PMID: 10832068 [PubMed - indexed for MEDLINE]
07-24-2006, 04:56 PM
Good post Enigma.
So who's going to come out with TSA first? lol
07-24-2006, 05:16 PM
unfortunately antioxidants and liver enzymes seem loosely related, if at all. otherwise doctors could simply prescribe vitamin C and E for liver disease and the liver function panel would come back negative. an extreme example, but you get the idea.Originally Posted by 3clipseGT
i researched a bit more and learned some things about ALT and AST:
- AST is also found in the heart, muscles, kidney or brain. setting aside the weight training idea mentioned earlier, another possibility is that the kidneys might be under extra stress clearing out all the ketone bodies that are produced during all the fat oxidation going on. this is probably the reason for DS's recommendation for extra water intake and minerals like potassium that are flushed out during this process.
- the most common cause for mild elevations in ALT and AST is fatty liver. maybe the intake of lipids from the bloodstream into the liver is overcoming it's ability to oxidate them at the same rate, leading to accumulation in the liver?

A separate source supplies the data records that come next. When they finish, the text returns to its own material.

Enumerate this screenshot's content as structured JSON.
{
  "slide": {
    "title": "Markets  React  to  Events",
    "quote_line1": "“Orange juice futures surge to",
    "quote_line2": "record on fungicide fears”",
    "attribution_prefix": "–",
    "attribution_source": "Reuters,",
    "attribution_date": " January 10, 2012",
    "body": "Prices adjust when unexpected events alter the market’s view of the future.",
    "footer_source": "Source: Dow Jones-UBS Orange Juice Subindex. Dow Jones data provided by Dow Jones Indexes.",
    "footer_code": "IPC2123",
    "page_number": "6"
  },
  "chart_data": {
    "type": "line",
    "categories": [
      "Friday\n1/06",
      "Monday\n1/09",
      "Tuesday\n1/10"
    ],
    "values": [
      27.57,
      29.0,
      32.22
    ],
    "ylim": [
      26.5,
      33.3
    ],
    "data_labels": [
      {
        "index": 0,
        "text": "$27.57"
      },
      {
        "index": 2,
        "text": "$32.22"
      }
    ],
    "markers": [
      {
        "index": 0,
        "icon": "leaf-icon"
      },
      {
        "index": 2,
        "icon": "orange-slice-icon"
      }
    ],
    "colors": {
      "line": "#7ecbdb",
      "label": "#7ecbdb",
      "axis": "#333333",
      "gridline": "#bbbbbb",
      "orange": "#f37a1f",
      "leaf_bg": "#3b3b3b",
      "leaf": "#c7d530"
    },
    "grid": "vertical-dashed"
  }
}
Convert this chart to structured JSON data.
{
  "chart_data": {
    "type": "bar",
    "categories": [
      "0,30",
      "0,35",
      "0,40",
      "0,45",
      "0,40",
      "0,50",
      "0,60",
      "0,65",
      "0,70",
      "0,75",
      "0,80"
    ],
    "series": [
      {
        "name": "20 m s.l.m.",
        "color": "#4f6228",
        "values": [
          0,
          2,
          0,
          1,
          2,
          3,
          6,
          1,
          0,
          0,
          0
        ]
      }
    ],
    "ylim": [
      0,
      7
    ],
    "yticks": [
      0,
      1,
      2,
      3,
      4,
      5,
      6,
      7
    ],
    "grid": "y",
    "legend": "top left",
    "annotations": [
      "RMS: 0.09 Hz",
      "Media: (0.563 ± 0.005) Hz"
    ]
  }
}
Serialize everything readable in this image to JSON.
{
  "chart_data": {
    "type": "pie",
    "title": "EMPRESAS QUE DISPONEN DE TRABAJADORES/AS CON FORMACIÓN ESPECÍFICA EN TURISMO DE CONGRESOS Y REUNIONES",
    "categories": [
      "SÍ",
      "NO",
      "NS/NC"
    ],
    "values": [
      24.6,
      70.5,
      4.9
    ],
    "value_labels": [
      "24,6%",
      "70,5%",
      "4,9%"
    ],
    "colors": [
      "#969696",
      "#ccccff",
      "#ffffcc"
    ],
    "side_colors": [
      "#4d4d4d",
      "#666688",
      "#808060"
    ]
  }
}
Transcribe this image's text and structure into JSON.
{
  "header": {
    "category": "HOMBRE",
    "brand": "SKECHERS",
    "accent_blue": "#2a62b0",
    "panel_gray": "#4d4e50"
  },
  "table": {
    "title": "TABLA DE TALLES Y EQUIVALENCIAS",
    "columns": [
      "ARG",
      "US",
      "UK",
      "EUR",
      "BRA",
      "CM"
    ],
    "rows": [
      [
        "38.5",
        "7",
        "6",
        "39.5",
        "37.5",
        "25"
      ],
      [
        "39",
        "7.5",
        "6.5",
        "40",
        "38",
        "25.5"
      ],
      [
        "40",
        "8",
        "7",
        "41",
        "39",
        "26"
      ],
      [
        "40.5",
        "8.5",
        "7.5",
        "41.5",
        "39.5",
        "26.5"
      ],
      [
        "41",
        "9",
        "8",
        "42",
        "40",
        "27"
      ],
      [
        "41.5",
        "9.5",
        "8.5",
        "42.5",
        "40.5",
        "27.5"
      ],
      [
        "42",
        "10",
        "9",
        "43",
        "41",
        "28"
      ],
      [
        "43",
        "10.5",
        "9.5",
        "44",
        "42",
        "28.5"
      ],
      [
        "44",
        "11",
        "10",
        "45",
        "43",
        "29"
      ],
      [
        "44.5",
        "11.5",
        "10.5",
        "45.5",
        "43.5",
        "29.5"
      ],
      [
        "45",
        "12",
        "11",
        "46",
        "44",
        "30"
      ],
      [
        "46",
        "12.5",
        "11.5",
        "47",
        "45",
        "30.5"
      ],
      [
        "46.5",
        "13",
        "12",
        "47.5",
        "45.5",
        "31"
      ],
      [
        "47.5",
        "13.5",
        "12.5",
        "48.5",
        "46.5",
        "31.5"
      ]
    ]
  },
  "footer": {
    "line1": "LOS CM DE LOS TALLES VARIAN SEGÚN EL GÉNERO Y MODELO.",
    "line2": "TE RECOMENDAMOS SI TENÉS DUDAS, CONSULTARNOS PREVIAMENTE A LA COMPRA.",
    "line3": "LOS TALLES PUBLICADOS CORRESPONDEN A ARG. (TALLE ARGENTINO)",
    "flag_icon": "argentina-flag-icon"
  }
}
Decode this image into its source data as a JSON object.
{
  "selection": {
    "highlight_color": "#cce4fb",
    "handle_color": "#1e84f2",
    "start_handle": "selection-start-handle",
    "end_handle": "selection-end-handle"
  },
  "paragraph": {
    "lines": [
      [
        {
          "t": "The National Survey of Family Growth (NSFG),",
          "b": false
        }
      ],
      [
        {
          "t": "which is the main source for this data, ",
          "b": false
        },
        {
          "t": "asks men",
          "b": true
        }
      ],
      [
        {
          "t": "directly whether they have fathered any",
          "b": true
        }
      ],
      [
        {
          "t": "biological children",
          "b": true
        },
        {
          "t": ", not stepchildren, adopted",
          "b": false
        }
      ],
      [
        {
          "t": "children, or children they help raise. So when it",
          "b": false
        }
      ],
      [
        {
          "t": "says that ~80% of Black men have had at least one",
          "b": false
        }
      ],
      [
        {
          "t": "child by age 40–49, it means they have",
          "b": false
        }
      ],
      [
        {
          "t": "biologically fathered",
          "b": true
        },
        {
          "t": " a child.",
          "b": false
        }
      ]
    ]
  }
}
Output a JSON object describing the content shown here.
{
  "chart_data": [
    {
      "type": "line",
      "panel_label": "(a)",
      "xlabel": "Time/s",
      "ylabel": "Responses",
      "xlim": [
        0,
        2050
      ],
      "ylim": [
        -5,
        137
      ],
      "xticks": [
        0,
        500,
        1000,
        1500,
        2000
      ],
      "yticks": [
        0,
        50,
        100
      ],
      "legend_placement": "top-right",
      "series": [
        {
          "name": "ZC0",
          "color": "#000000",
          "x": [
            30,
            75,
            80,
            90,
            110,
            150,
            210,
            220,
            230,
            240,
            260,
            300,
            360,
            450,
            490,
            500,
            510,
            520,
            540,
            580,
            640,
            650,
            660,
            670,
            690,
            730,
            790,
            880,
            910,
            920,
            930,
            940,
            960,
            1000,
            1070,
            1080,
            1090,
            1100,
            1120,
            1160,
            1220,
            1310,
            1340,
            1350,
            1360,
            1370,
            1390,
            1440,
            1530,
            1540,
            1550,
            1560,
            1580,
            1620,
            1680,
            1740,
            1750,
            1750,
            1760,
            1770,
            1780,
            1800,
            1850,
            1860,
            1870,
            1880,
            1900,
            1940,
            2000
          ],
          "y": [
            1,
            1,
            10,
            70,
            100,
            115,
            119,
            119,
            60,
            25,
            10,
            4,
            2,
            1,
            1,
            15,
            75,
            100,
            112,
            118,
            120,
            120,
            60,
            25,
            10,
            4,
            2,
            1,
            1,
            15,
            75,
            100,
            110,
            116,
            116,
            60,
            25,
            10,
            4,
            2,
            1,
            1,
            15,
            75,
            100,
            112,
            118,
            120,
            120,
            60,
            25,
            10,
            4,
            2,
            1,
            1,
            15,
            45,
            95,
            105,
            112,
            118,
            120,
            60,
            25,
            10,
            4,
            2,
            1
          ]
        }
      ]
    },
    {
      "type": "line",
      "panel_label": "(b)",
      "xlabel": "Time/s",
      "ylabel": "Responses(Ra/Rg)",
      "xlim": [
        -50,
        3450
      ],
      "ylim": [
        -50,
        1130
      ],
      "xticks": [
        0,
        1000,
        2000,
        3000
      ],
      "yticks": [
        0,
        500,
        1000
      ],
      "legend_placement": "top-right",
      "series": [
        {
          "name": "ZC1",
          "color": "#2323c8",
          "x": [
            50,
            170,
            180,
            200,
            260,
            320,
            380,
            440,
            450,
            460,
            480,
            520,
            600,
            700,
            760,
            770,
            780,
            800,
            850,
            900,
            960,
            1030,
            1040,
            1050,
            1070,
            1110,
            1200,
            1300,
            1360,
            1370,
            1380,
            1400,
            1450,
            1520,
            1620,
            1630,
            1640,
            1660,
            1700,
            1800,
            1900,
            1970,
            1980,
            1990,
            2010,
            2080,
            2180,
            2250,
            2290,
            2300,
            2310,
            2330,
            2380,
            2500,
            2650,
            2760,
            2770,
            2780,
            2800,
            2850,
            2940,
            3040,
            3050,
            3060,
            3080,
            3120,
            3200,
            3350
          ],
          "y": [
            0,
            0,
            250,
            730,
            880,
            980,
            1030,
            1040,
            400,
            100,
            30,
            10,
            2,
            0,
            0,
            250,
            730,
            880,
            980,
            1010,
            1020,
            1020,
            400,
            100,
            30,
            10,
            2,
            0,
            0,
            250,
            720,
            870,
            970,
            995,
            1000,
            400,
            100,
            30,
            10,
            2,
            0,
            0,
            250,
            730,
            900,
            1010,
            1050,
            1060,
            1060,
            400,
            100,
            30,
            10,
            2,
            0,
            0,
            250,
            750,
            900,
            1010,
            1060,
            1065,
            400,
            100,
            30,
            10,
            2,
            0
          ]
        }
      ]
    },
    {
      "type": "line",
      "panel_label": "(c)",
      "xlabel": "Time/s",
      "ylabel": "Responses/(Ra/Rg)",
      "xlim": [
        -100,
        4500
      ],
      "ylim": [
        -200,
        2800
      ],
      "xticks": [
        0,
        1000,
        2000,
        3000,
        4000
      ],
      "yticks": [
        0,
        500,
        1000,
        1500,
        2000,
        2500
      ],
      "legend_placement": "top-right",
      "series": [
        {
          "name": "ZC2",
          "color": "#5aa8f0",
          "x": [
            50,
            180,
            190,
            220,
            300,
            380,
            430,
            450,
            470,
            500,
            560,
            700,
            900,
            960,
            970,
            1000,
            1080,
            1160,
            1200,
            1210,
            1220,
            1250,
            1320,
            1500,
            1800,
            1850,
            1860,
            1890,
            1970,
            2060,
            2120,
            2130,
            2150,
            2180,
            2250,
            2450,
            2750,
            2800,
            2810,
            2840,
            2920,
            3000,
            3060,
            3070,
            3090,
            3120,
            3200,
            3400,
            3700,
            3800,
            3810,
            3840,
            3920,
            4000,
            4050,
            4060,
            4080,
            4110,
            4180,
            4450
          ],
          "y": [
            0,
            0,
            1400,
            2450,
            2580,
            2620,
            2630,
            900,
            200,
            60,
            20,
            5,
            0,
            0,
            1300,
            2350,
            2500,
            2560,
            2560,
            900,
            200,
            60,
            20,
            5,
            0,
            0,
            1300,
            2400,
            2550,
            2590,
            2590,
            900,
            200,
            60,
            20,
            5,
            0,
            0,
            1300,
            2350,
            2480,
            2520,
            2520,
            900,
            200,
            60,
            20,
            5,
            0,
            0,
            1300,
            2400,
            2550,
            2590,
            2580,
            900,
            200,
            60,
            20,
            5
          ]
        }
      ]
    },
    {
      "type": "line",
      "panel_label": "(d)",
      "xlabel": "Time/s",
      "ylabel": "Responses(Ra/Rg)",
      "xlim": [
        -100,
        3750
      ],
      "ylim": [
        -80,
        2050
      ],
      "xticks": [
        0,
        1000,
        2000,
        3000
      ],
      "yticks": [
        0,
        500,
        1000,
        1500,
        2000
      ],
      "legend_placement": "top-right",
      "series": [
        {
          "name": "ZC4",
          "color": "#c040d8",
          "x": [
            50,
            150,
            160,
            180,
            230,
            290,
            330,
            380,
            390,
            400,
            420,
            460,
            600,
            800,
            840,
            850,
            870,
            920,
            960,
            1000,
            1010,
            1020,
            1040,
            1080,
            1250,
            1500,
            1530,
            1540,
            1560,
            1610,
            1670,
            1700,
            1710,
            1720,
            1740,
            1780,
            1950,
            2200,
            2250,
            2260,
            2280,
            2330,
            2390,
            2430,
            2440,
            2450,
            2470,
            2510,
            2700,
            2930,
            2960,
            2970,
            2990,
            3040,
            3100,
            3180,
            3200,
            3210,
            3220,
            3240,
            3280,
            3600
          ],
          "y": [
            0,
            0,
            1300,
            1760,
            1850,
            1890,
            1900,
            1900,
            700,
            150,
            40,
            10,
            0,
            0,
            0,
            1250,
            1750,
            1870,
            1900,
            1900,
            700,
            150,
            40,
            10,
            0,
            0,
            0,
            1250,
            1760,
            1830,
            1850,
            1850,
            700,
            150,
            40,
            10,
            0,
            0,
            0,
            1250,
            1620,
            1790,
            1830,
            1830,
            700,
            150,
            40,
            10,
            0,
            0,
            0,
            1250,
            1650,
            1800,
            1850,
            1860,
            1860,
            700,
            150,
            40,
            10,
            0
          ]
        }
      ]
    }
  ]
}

just guessing here, comments welcome...
07-24-2006, 08:39 PM
Antiinflammatory effects of tetradecylthioacetic acid involve both peroxisome proliferator-activated receptor alpha-dependent and -independent pathways.
* Dyroy E,
* Yndestad A,
* Ueland T,
* Halvorsen B,
* Damas JK,
* Aukrust P,
* Berge RK.
Institute of Medicine, Section of Medical Biochemistry, University of Bergen, Haukeland University Hospital, Bergen, Norway. firstname.lastname@example.org
OBJECTIVE: Tetradecylthioacetic acid (TTA) is a hypolipidemic antioxidant with immunomodulating properties involving activation of peroxisome proliferator-activated receptors (PPARs). Human endothelial cells express PPARs. We hypothesized that TTA could modulate endothelial cell activation at least partly through PPAR-related mechanisms. METHODS AND RESULTS: We explored this hypothesis by different experimental approaches involving both in vitro studies in human endothelial cells (HUVECs) and in vivo studies in humans and PPAR-alpha-/- mice. Our main findings were as follows: (1) TTA suppressed the tumor necrosis factor alpha-induced expression of vascular cell adhesion molecule 1 (VCAM-1) and interleukin 8 (IL-8) in HUVECs. (2) No TTA-mediated attenuation of VCAM-1 and chemokine expression was seen in the liver of PPAR-alpha-/- mice. (3) Whereas TTA markedly enhanced PPAR-alpha-target genes in the liver of wild-type, but not of PPAR-alpha-/-, mice, no such effect on PPAR-alpha-target genes was seen in HUVECs. (4) The relevance of our findings to human disease was suggested by a TTA-mediated downregulation of serum levels of soluble VCAM-1 and IL-8 in psoriasis patients. CONCLUSIONS: We show that TTA has the ability to attenuate tumor necrosis factor alpha-mediated endothelial cell activation, further supporting antiinflammatory effects of this fatty acid, possibly involving both PPAR-alpha-dependent and -independent pathways.